J’écoute, pour la millième fois, F., de C.B. Ce titre est comme un diamant qui se taille lui-même.

Plus tard dans la nuit, à la fin de ma course, le taxi sort de la voiture en même temps que moi ; nous bavardons cinq minutes sur le trottoir, il est environ une heure du matin. Il me dit, deux fois, il me dit deux fois qu’il est allé mangé chez sa mère, à Montreuil. J’ai l’impression qu’il y a passé une bonne soirée.
Simples histoires de Paris, chaque jour, chaque nuit, mille fois par vie.

De temps en temps, je tape le mot “littérature” dans le moteur de recherche, pour voir ce que ça donne.

Il est très tard. Je ne me suis pas couché. La nuit devient bleue.

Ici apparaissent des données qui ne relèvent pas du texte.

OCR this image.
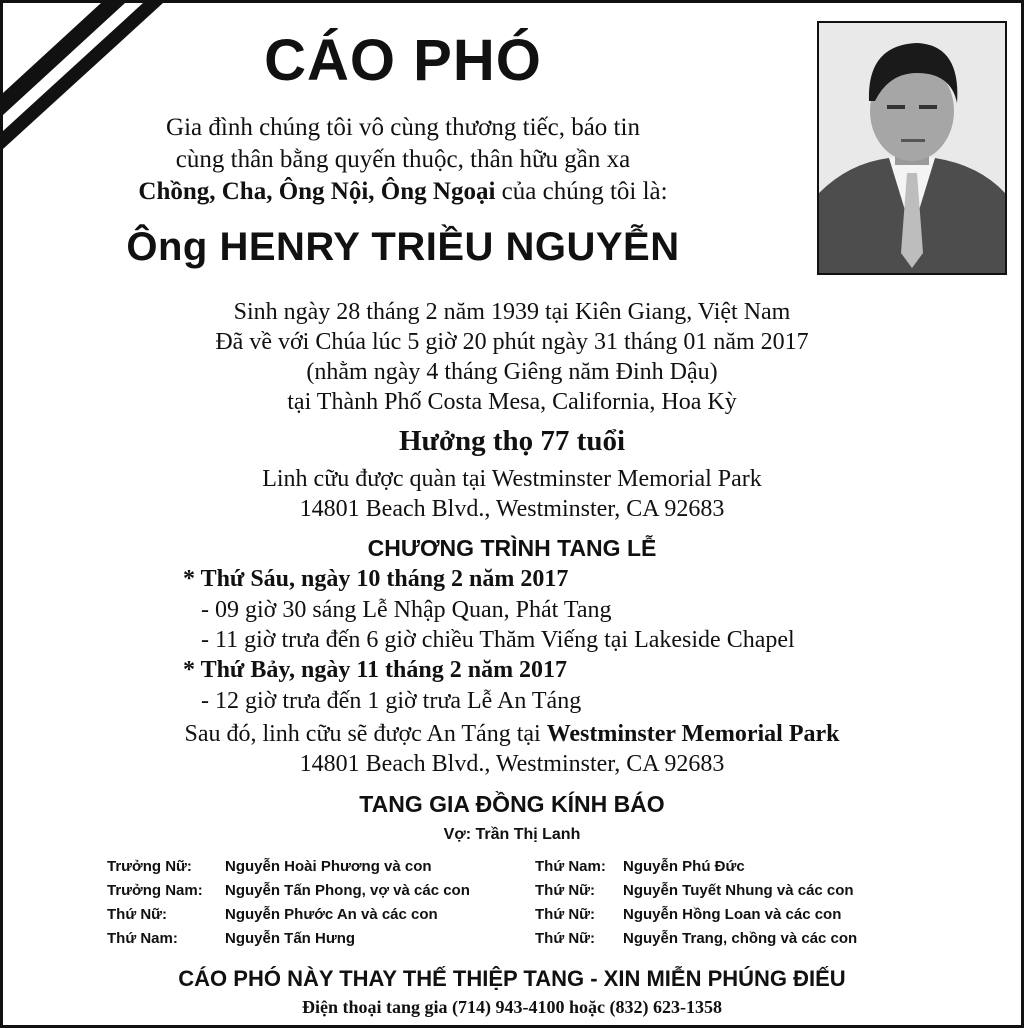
CÁO PHÓ
Gia đình chúng tôi vô cùng thương tiếc, báo tin
cùng thân bằng quyến thuộc, thân hữu gần xa
Chồng, Cha, Ông Nội, Ông Ngoại của chúng tôi là:
Ông HENRY TRIỀU NGUYỄN
Sinh ngày 28 tháng 2 năm 1939 tại Kiên Giang, Việt Nam
Đã về với Chúa lúc 5 giờ 20 phút ngày 31 tháng 01 năm 2017
(nhằm ngày 4 tháng Giêng năm Đinh Dậu)
tại Thành Phố Costa Mesa, California, Hoa Kỳ
Hưởng thọ 77 tuổi
Linh cữu được quàn tại Westminster Memorial Park
14801 Beach Blvd., Westminster, CA 92683
CHƯƠNG TRÌNH TANG LỄ
* Thứ Sáu, ngày 10 tháng 2 năm 2017
- 09 giờ 30 sáng Lễ Nhập Quan, Phát Tang
- 11 giờ trưa đến 6 giờ chiều Thăm Viếng tại Lakeside Chapel
* Thứ Bảy, ngày 11 tháng 2 năm 2017
- 12 giờ trưa đến 1 giờ trưa Lễ An Táng
Sau đó, linh cữu sẽ được An Táng tại Westminster Memorial Park
14801 Beach Blvd., Westminster, CA 92683
TANG GIA ĐỒNG KÍNH BÁO
Vợ: Trần Thị Lanh
Trưởng Nữ: Nguyễn Hoài Phương và con
Trưởng Nam: Nguyễn Tấn Phong, vợ và các con
Thứ Nữ:	Nguyễn Phước An và các con
Thứ Nam:	Nguyễn Tấn Hưng
Thứ Nam: Nguyễn Phú Đức
Thứ Nữ: Nguyễn Tuyết Nhung và các con
Thứ Nữ: Nguyễn Hồng Loan và các con
Thứ Nữ: Nguyễn Trang, chồng và các con
CÁO PHÓ NÀY THAY THẾ THIỆP TANG - XIN MIỄN PHÚNG ĐIẾU
Điện thoại tang gia (714) 943-4100 hoặc (832) 623-1358
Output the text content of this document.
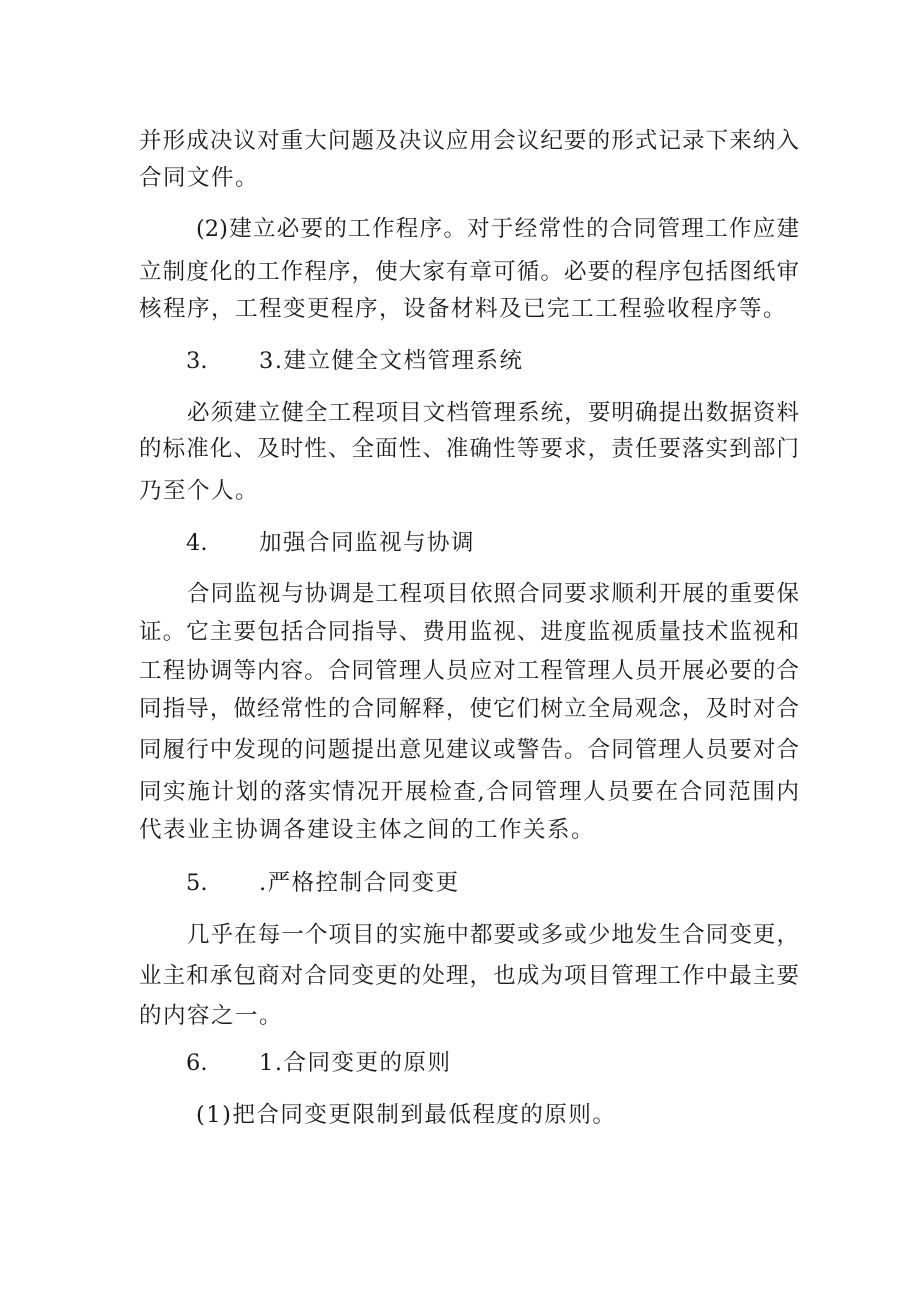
并形成决议对重大问题及决议应用会议纪要的形式记录下来纳入
合同文件。
(2)建立必要的工作程序。对于经常性的合同管理工作应建
立制度化的工作程序，使大家有章可循。必要的程序包括图纸审
核程序，工程变更程序，设备材料及已完工工程验收程序等。
3. 3.建立健全文档管理系统
必须建立健全工程项目文档管理系统，要明确提出数据资料
的标准化、及时性、全面性、准确性等要求，责任要落实到部门
乃至个人。
4. 加强合同监视与协调
合同监视与协调是工程项目依照合同要求顺利开展的重要保
证。它主要包括合同指导、费用监视、进度监视质量技术监视和
工程协调等内容。合同管理人员应对工程管理人员开展必要的合
同指导，做经常性的合同解释，使它们树立全局观念，及时对合
同履行中发现的问题提出意见建议或警告。合同管理人员要对合
同实施计划的落实情况开展检查,合同管理人员要在合同范围内
代表业主协调各建设主体之间的工作关系。
5. .严格控制合同变更
几乎在每一个项目的实施中都要或多或少地发生合同变更，
业主和承包商对合同变更的处理，也成为项目管理工作中最主要
的内容之一。
6. 1.合同变更的原则
(1)把合同变更限制到最低程度的原则。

trop court. trop bizarre. on ne comprend pas. ça n’intéresse personne. un peu confus. triste, déprimant, mélancolique, léthargique. pas mal. pas.
pas de réaction particulière.

inoccupé désormais


je n’avais pas envie d’écrire. je n’y arrivais pas. je n’essayais même pas. les journées se déduisaient de tout ce que je n’écrivais pas. écouter de la musique électronique pendant des heures. comme ces yaourts glacés que j’avale en pleine nuit. un son après l’autre. c’est tellement concret. il y en a pour chaque moment. cela s’accorde parfaitement à chaque moment, à chaque version de mon visage. pourquoi il y a tellement de bonne musique, et si peu de bons films. cette question me taraude. pas de discours, pas de démonstration. je vais à une terrasse de café, j’en ai deux ou trois préférées, et je regarde. je me repose des questionnements, je les remplace par l’observation distraite et flottante. les pigeons chassent les moineaux. je remarque une cabine, une dernière cabine téléphonique. inoccupée désormais. je suis peut-être seul, à la voir. elle a cet air morose des boulevards. vers lesquels je me précipite. chez moi la tristesse est cachée. je ne savais pas, je viens de comprendre. une amie l’autre jour me disait que je n’allais pas bien. je m’interrogeai, je ravalais ma salive, je ne savais pas, je n’avais pas remarqué. je regarde trop les autres, sans doute. chez moi la tristesse est cachée. elle prend une apparence banale, elle est presque invisible. je ne la remarque pas pendant qu’elle me colonise. des phares. des carrefours. la nuit je regarde les phares. je regarde les boitiers lumineux verts et rouges des taxis parisiens. pourrais-je aussi rentrer tard bientôt ? je mets un blouson comme si j’allais sortir. j’hésite, je croise ma silhouette dans l’entrée. Ah, tu sors ? Tu dors ici, tu rentres ? Un je fatigué s’apprête à claquer la porte, sonore. c’est tout un film, dans ce bruit. j’enfile un film, qui ne m’ira pas. je me déshabille, je me change je recommence. plaisir des situations. c’est sans doute un peu grotesque. quand je pense à tous ces problèmes, bien réels, je plaide coupable en riant. je me couche, je bluffe. ma blessure sous l’oeil se résorbe. on voit de nouveau ma cicatrice. elle me manquait dans son losange. je me sentais défiguré et puis j’avais mal ça brûlait, l’oeil sec. et maintenant je suis fatigué comme un glaçon dans le whisky. je me regarde, dans le verre. tout cela m’est égal à moi-même. mais tendresse pour les chasseurs de rêves.